THE below 50 per cent pass rate for Grade 10s has become an annual ‘ritual’ and a ‘recipe for future unrest’, the Congress of Democrats charged yesterday.
Its Secretary General Tsudao Gurirab said in a media statement that it was long past time to continue harping on about the inequities of Bantu education in Namibia.
Government schools reopened in Namibia yesterday as the scramble for classrooms continued yet again.
Gurirab said children represent hope and the future and need to be taken care of.
‘Whilst the number of grade one learners continue to increase countrywide we remain concerned about the below 50 per cent pass rate for both grades 10 and 12. This has become almost the annual outcome and ritual,’ Gurirab said.

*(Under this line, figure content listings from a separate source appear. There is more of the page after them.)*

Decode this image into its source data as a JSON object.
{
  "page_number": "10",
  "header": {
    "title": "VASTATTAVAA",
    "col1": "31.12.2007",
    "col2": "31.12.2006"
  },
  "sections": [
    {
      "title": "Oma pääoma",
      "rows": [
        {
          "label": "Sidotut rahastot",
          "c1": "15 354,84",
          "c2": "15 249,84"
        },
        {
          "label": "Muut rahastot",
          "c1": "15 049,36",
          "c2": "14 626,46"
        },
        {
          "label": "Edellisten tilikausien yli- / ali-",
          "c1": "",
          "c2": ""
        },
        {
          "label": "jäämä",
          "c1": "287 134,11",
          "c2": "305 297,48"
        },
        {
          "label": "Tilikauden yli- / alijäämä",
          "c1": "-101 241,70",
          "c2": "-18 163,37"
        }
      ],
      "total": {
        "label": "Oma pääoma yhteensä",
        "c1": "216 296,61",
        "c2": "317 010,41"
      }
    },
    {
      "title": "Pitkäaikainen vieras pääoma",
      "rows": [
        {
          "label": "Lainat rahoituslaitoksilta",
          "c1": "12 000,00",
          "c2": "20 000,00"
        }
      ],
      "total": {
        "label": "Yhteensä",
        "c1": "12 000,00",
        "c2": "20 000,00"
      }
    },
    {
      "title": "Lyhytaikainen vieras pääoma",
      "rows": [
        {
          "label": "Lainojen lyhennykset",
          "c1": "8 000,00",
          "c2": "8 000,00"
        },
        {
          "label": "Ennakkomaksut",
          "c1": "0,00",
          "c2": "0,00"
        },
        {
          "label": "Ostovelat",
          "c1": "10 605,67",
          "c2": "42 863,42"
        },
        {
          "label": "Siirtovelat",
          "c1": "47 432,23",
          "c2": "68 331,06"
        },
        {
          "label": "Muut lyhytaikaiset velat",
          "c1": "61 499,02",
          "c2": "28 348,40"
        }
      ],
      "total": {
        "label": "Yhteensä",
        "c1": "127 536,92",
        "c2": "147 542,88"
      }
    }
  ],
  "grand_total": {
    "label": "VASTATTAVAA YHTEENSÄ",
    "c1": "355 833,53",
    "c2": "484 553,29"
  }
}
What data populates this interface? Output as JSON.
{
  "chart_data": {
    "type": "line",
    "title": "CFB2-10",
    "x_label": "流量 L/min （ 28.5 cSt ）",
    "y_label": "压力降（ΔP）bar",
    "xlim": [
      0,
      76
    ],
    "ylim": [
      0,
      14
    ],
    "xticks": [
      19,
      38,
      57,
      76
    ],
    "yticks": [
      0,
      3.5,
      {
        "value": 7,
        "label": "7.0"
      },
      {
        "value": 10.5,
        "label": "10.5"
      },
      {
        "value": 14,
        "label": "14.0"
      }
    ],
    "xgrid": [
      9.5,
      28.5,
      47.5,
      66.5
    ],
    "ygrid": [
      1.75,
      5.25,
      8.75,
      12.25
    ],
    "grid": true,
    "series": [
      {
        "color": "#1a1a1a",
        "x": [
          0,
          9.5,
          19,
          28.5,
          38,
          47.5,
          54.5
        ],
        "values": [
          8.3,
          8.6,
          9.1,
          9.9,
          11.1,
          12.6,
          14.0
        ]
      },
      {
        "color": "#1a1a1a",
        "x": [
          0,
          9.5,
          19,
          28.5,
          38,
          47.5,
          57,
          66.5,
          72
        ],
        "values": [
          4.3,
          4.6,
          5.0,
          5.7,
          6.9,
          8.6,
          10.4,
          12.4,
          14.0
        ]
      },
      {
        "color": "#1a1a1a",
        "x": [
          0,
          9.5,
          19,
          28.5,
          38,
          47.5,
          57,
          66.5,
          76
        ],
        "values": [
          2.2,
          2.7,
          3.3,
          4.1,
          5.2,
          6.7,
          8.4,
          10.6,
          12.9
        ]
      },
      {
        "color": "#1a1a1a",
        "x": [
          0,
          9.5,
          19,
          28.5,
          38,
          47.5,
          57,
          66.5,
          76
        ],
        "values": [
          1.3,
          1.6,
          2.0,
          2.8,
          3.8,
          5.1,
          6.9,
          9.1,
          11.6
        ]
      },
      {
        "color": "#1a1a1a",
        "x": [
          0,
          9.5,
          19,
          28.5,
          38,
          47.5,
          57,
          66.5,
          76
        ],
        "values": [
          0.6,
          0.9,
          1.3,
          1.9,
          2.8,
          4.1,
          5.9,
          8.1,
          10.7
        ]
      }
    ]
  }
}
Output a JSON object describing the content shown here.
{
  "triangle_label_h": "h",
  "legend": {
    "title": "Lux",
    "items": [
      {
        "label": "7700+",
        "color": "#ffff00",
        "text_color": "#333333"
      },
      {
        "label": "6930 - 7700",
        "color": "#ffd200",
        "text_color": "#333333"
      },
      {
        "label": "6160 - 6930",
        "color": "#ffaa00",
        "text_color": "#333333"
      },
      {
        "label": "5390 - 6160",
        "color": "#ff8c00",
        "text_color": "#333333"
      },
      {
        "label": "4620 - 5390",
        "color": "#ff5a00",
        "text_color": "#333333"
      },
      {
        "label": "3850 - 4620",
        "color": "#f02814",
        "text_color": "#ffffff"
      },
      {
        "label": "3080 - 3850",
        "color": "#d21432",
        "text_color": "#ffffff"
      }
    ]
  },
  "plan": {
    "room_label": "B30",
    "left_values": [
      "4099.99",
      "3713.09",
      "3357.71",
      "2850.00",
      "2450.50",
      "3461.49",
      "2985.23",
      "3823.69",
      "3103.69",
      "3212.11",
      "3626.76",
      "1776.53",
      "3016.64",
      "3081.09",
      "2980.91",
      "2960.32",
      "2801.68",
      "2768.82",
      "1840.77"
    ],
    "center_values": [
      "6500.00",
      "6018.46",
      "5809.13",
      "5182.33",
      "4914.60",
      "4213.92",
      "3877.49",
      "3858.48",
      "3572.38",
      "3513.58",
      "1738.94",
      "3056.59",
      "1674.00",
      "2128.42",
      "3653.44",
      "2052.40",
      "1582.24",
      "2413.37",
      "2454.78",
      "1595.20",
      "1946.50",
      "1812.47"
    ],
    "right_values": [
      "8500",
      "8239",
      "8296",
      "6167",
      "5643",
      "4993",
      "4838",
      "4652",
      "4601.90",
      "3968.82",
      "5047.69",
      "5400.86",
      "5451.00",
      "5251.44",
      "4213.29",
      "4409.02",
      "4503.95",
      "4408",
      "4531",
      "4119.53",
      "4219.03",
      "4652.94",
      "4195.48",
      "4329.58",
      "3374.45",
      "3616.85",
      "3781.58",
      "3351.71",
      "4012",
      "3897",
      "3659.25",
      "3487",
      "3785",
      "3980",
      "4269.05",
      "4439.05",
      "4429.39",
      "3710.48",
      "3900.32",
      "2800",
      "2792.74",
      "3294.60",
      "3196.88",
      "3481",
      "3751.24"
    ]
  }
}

Last year only 17 869 (47,6 per cent) fulltime pupils of the 36 633 who wrote grade 10 exams managed to score the required 23 points or more and a minimum of an F grade in English to proceed to Grade 11.
That is 2 649 pupils more than in 2007, with about 2 500 part-time candidates expected to join them to bring the total pass rate to around 20 369.
The number of those who passed the exams was the highest yet, but that was because there was a record entry of 36 633 fulltime pupils because of the repeaters who were able to return to formal school last year.
The CoD said they want the Ministry to give an opportunity to acquire a skill to become productive members of the community to those who failed Grade 10 last year.